The month-long movement against corporate greed is well on its way to becoming a fabulously wealthy corporation with a mounting war chest of more than $200,000 in public donations at last count and is now faced with some tough questions.
Among them, does it have a fiscal strategy? Does it intend to distribute the wealth? Who will supervise its finances? Will it appoint a board, overseen by a chief executive officer and a chief financial officer? Will those be paid positions with bonuses and other lulus offered as plump perks for good works? And, could a swank office base in lower Manhattan, where rents are astronomical, be a beer-bottle toss away?
Ironically, the humble campaign to expose America’s greedy fat cats has itself become a public entity, representing the interests of the masses which now fund it, and therefore subject to public scrutiny — just like a real corporation.
Time will tell if the protestors possess the same scruples they demand from the targets of their wrath, but for now, all eyes are peeled on their next move, especially if it involves multiple trips to the bank every day.
Then, there’s the question of Occupy’s own commitment to accountability and transparency while navigating its new-found wealth: will it be able to produce — at the drop of a hat — a paper trail of expenditures down to the last dime?
After more than a month of talking the talk, the rallyers are now in the unenviable position of having to walk the walk, with their own integrity on the chopping block. Their actions have sparked copycat rallies around the world, and now the Zuccotti Park sit-ins have a responsibility to steer the course above reproach — all of the time. That means cutting out the illegal boozing, drugging and crashing out in public — forthwith — so that Occupy can stride to the next level, and lower Manhattan can once again resemble a great metropolis instead of downtown Karachi.
The daily cash injections — through online donations, money orders and loose change plunked in jugs and buckets — could amount to millions, maybe even billions, as the protestors march onward to expose the fiscal shenanigans of others.
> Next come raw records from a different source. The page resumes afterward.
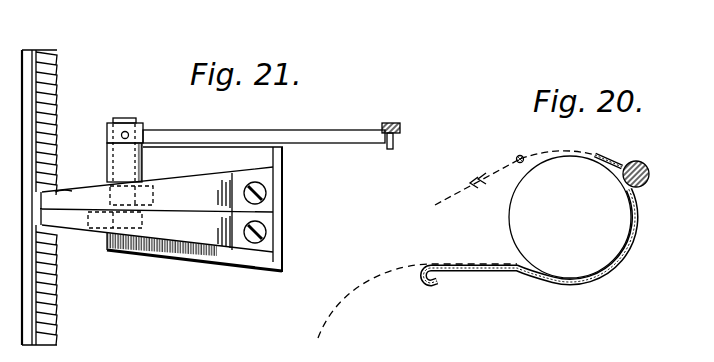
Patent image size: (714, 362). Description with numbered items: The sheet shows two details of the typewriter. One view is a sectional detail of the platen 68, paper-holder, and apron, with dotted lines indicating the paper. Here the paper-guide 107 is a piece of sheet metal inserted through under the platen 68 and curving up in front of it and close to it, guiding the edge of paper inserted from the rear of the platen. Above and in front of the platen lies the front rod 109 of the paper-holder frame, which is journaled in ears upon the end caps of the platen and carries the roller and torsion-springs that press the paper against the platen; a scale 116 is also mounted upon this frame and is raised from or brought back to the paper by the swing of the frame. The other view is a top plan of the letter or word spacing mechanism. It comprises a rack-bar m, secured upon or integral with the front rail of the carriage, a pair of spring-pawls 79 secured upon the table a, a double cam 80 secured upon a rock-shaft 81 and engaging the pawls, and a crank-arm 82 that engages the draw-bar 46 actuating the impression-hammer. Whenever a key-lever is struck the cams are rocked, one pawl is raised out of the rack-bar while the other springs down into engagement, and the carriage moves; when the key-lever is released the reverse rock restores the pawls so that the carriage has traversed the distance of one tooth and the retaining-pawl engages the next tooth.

In FIG. 21, the rack-bar m is at (53, 197).
In FIG. 21, the table a is at (161, 220).
In FIG. 21, the spring-pawls 79 is at (221, 212).
In FIG. 21, the double cam 80 is at (151, 188).
In FIG. 21, the rock-shaft 81 is at (127, 138).
In FIG. 21, the crank-arm 82 is at (264, 124).
In FIG. 21, the draw-bar 46 is at (377, 126).
In FIG. 20, the platen 68 is at (570, 217).
In FIG. 20, the paper-guide 107 is at (488, 244).
In FIG. 20, the front rod 109 is at (659, 180).
In FIG. 20, the scale 116 is at (619, 149).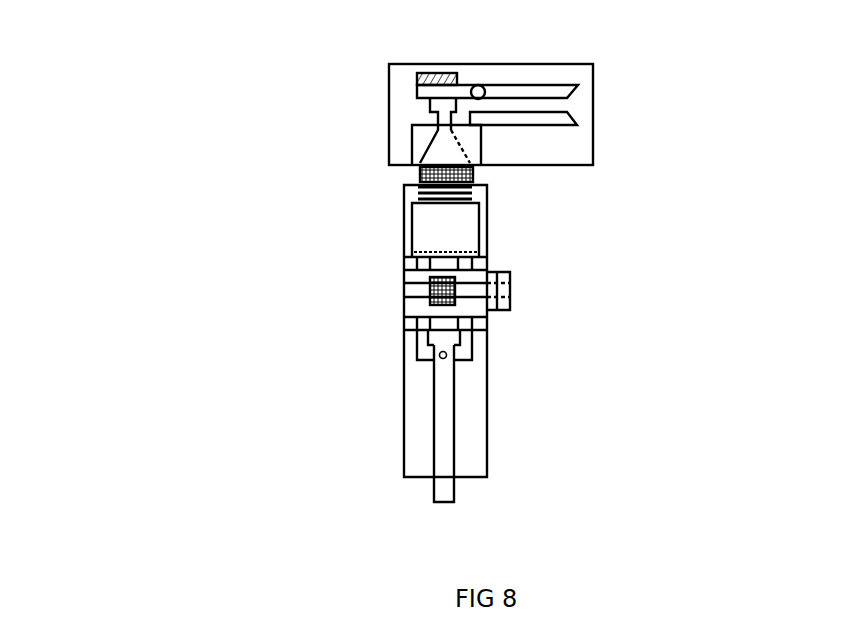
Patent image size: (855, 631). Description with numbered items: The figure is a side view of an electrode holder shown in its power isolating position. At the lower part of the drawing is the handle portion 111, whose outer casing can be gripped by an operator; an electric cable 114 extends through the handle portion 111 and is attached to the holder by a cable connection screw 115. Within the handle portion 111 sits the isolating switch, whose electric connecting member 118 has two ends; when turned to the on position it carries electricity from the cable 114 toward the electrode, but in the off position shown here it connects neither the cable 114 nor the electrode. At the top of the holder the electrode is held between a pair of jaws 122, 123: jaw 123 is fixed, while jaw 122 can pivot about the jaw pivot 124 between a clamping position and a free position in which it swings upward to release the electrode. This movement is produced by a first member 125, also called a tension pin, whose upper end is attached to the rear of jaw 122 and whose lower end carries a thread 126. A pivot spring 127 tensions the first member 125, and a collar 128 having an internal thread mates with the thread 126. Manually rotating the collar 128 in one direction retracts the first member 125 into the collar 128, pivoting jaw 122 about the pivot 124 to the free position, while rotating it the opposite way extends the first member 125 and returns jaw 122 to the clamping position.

It remains to be seen if their sudden wellspring of wealth will compromise their own playing field — and blur the line between the tycoon and the unemployed working stiff — because Occupy is, after all, a baby of the system it is decrying.
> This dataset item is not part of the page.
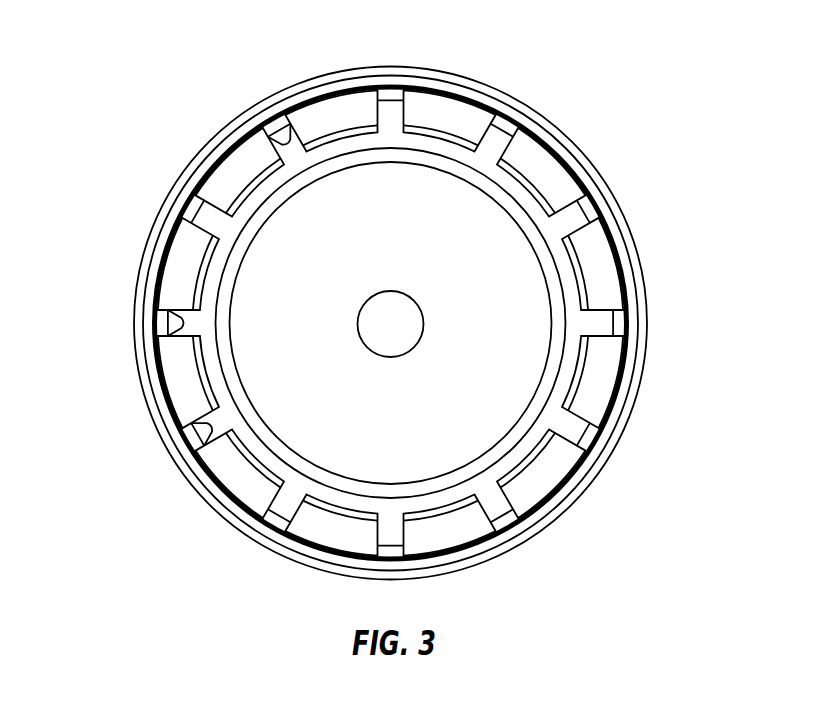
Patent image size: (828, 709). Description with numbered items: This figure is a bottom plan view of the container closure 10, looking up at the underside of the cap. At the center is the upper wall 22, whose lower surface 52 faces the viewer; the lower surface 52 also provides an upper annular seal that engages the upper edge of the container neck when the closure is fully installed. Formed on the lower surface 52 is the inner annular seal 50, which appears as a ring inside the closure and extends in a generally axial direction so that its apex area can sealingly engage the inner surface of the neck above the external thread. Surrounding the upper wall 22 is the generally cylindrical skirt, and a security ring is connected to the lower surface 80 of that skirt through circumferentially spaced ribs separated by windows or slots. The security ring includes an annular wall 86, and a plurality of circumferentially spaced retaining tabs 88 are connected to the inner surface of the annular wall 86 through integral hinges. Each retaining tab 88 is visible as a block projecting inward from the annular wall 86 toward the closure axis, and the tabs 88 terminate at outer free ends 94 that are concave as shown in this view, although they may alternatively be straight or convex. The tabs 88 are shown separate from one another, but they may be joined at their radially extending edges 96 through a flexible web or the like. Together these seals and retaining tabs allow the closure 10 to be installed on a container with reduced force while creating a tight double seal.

Most significantly, the protesters are no longer the underdog, but a juggernaut of action, appointed by public trust, funded by public dollars, and equipped with a unique opportunity to show the rest of us how it’s really done — much like a real corporation.
The well-heelded rallyers might find their work cut out for them, though, because they sorely lack the three essentials necessary for a successful revolution: a hungry belly, a humiliated soul, and a tyrannical government.